Confidence High in UK Logistics Sector
The latest U.K. Logistics Confidence Index commissioned by Barclays and Moore Stephens reveals that confidence in the U.K. logistics sector remains high but more controlled over the past six months as familiar challenges persist.
The index has risen by almost 36% since its lowest point in late 2012, despite a slight dip in confidence in the latest survey compared to 2013. Almost three-quarters of logistics operators are planning significant capital expenditure over the coming months, while just over three-quarters (76%) expect their turnover to rise in the next year, with 61% anticipating an increase in profits. Margin pressure remains a key concern for operators, while attracting and retaining high-quality staff, particularly drivers, is another key issue for the industry.
The biannual index, which surveyed more than one hundred senior decision-makers in logistics businesses in July and August 2014, reveals that 81% of operators believe the U.K. logistics industry is in better shape now than it was pre-recession.
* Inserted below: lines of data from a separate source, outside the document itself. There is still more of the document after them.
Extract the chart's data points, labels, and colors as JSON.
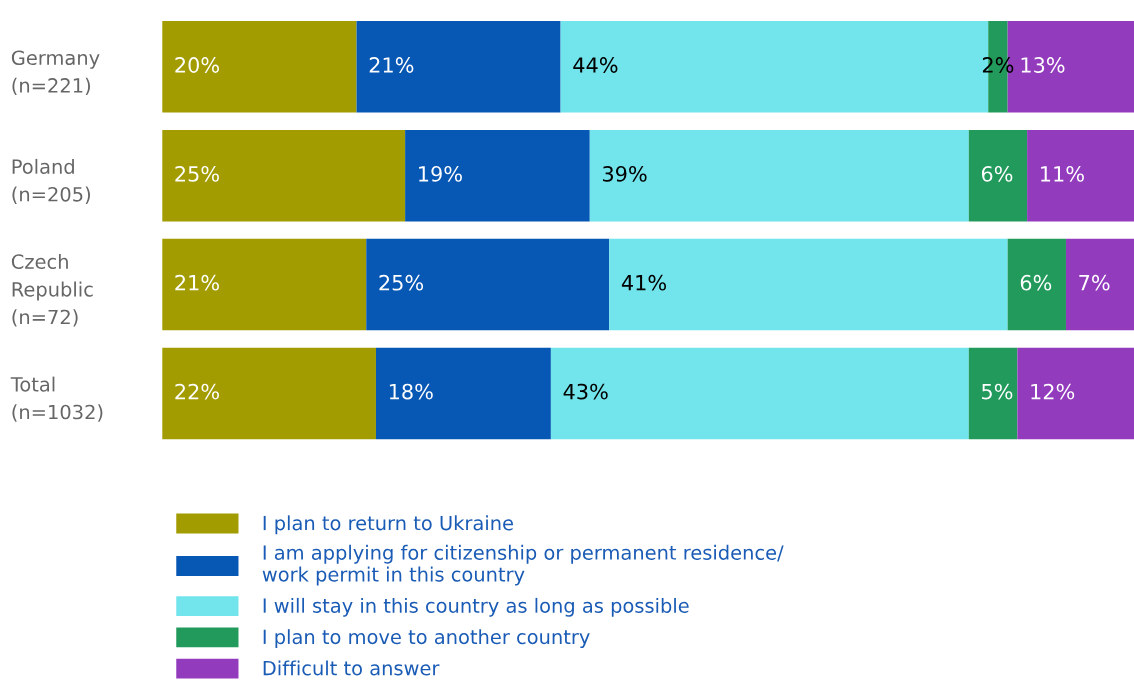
{
  "chart_data": {
    "type": "bar",
    "orientation": "horizontal",
    "stacked": true,
    "categories": [
      "Germany\n(n=221)",
      "Poland\n(n=205)",
      "Czech\nRepublic\n(n=72)",
      "Total\n(n=1032)"
    ],
    "xlim": [
      0,
      100
    ],
    "tick_labels": "y",
    "grid": false,
    "legend": "bottom",
    "series": [
      {
        "name": "I plan to return to Ukraine",
        "color": "#a39c00",
        "values": [
          20,
          25,
          21,
          22
        ],
        "value_labels": [
          "20%",
          "25%",
          "21%",
          "22%"
        ]
      },
      {
        "name": "I am applying for citizenship or permanent residence/\nwork permit in this country",
        "color": "#0757b5",
        "values": [
          21,
          19,
          25,
          18
        ],
        "value_labels": [
          "21%",
          "19%",
          "25%",
          "18%"
        ]
      },
      {
        "name": "I will stay in this country as long as possible",
        "color": "#72e4eb",
        "values": [
          44,
          39,
          41,
          43
        ],
        "value_labels": [
          "44%",
          "39%",
          "41%",
          "43%"
        ]
      },
      {
        "name": "I plan to move to another country",
        "color": "#229a5c",
        "values": [
          2,
          6,
          6,
          5
        ],
        "value_labels": [
          "2%",
          "6%",
          "6%",
          "5%"
        ]
      },
      {
        "name": "Difficult to answer",
        "color": "#933bbd",
        "values": [
          13,
          11,
          7,
          12
        ],
        "value_labels": [
          "13%",
          "11%",
          "7%",
          "12%"
        ]
      }
    ]
  }
}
Even though the index dipped slightly from the 2013 high of 74.9% to 71.4% in the latest survey, over half of respondents (53%) think that business conditions are better now than six months ago, with almost half (48%) expecting business conditions to improve further over the next six months.
New business in the sector is coming from customers switching from other service providers (45%), existing customers expanding contracts (31%) and renewing contracts at almost 19%. Of the three-quarters of respondents in the survey expecting an increase in turnover over the next twelve months, over a quarter (26%) are forecasting a rise of 5% to 10%, with 17% expecting 10% or more, which is significantly higher than the current U.K. rate of inflation. Almost a fifth of operators (16%) are forecasting an increase in profits of 5% to 10%, while 12% anticipate a rise of 10% plus. Half are looking to increase headcount, with only 11% considering reducing staff numbers.
However, the sector still faces the same challenges that have troubled it since the survey was launched in early 2012, with margin pressure and a lack of skilled/trained employees cited as key causes for concern.
Pressure on margins is still a major challenge for operators as customers continue to expect more value for their money. With nearly half of new business coming from customers switching service providers, operators are clearly still under pressure to meet new service demands created in part by the rapid growth of e-commerce, among other trends. Price competitiveness (27%) remains a key factor in winning contracts, according to the latest survey. However, value-added services (24%) and personal relationships (25%) appear to be just as important to customers who have become accustomed to getting more for their money in recent years.
Encouragingly for the sector, three-quarters of operators are planning significant capital expenditure, with 43% saying that such investment is very likely. This compares to just under a quarter (24%) who are currently assessing acquisition opportunities, indicating that operators are more focused on investing in their fleets, infrastructure and technology to drive efficiencies and competitiveness rather than through the route of acquisitions.
Yet, attracting and retaining highly-skilled employees, particularly drivers, is a major concern for the industry. The sector currently employs around 8% of the U.K. workforce, but will need an additional 650,000 workers between now and 2020 to meet its needs. However, there is simply not enough new talent coming into the industry, according to the respondents to our survey. The concern lies not only in attracting suitable talent but also in retaining skilled employees, with the added burden of trying to attract younger recruits to counter an ageing workforce, a particular problem for the logistics sector.
One of the main challenges in attracting recruits has been the perception that the industry lacks significant career opportunities. Many employers hold that job applicants are not ‘work-ready’ and lack suitable qualifications. While some logistics companies are committed to funding and arranging training, there are many that are not. Many respondents believe that driver shortages could have a serious impact on the supply chain in the run up to Christmas.
Additionally, respondents were asked for their views on EU membership from their business’s perspective. A resounding 98% said that the U.K. should remain in the EU although this was tempered by over two-thirds of operators (69%) stating that the U.K. should renegotiate its current terms of membership.
Rob Riddleston, Head of Transport and Logistics at Barclays, commented, “Our surveys have demonstrated that the logistics sector is a bellwether for the U.K. economy. The slight dip in our current index, compared to the second half of last year, reflects more a pause for breath to take stock than any marked drop in optimism. The logistics sector’s outlook remains positive for the year ahead, with an impressive eight out of ten operators believing that the industry is in better shape now than it was five years ago.”
Philip Bird, Senior Director of Moore Stephens Corporate Finance, added, “Despite the continued optimism in the sector, challenges remain for operators. These include ongoing margin pressure, more onerous tendering procedures for contracts and the need to attract and retain new employees, especially drivers. Despite these challenges, growth opportunities do exist, in particular in e-commerce where more goods are going to more places and drop-off and collection points in the supply chain. Logistics operators in the e-commerce space need to have a unique and differentiated service offering to be successful, or they remain under threat from the likes of Amazon, who have been trialing their own ‘last mile’ delivery service in the U.S.”